Just three days after he interviewed with Albany County Democratic leaders and received their endorsement to run for a sixth term, Mayor Jerry Jennings has announced he will not seek re-election this fall.

“My love for this City and my commitment to our children, our neighborhoods, and the people who reside in them is boundless,” the mayor wrote in a statement released to members of the media this evening.

“Given this, the decision of whether to seek another term as your mayor has been one of the most difficult evaulations I have ever faced. My family has been supportive; my trusted friends valued.”

“After countless hours of deliberation and evaluation, I have decided not to seek re-election as your Mayor. Although every day I still find joy in the work I do and the people I serve, the time has come for a new chapter to be written.”

This doesn’t come as a big surprise.
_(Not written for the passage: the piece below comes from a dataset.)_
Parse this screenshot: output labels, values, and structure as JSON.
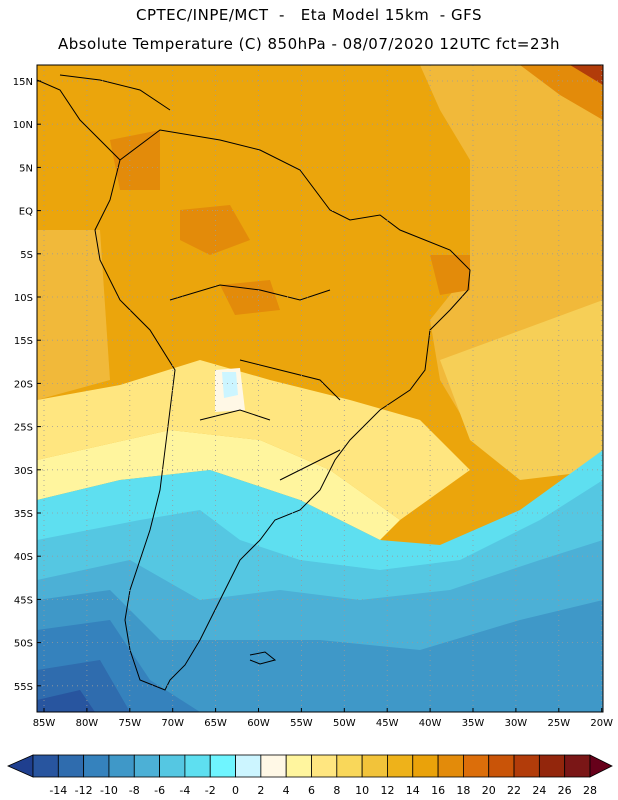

Sources close to Jennings have been saying for some time now that he was deeply torn about whether to run again, and he regularly admitted that he had not yet made up his mind.

Jennings was first elected in 1993, so it has been some time since there was an open race for mayor in Albany, which is rather infamous for electing local leaders with longevity.

Erastus Corning served for more than 40 years, from 1942 to 1983, and died in office. He was succeeded by Tom Whalen, who chose not to seek re-election in 1993 and was succeeded by Jennings after Jennings – then a bomb-throwing maverick Common Council member – defeated the Democratic Party’s endorsed candidate and former chairman, Harold Joyce, in a hotly contested primary.

Jennings, a former Albany High School vice principal who is perhaps best known for his year-round town and bear-hugging style (with both men and women), is an ally of Gov. Andrew Cuomo. In fact, he was one of the few Democratic elected officials to support Cuomo’s ill-fated 2002 gubernatorial primary against the party favorite, then-state Comptroller H. Carl McCall.

There was some speculation when Cuomo ran in 2010 that Jennings might be tapped to be his running-mate, but the then-AG chose Rochester Mayor Bob Duffy instead. There was also talk that Jennings might join the Cuomo administration, but that never happened either.

With this decision, the fall election season just got a whole lot more interesting in Albany. City Treasurer Kathy Sheehan and 11th Ward Democratic Leader Corey Ellis have already announced their campaigns, which would have set Jennings up in a three-way primary at a time when some observers are starting to talk about the need for new blood in City Hall.

Now that this is an open seat, however, it’s possible more contenders will jump into the race. It seems a little late in the game, since the race will likely be decided in the September primary, given the city’s Democrat enrollment edge. But, then again, petitioning doesn’t begin until next month.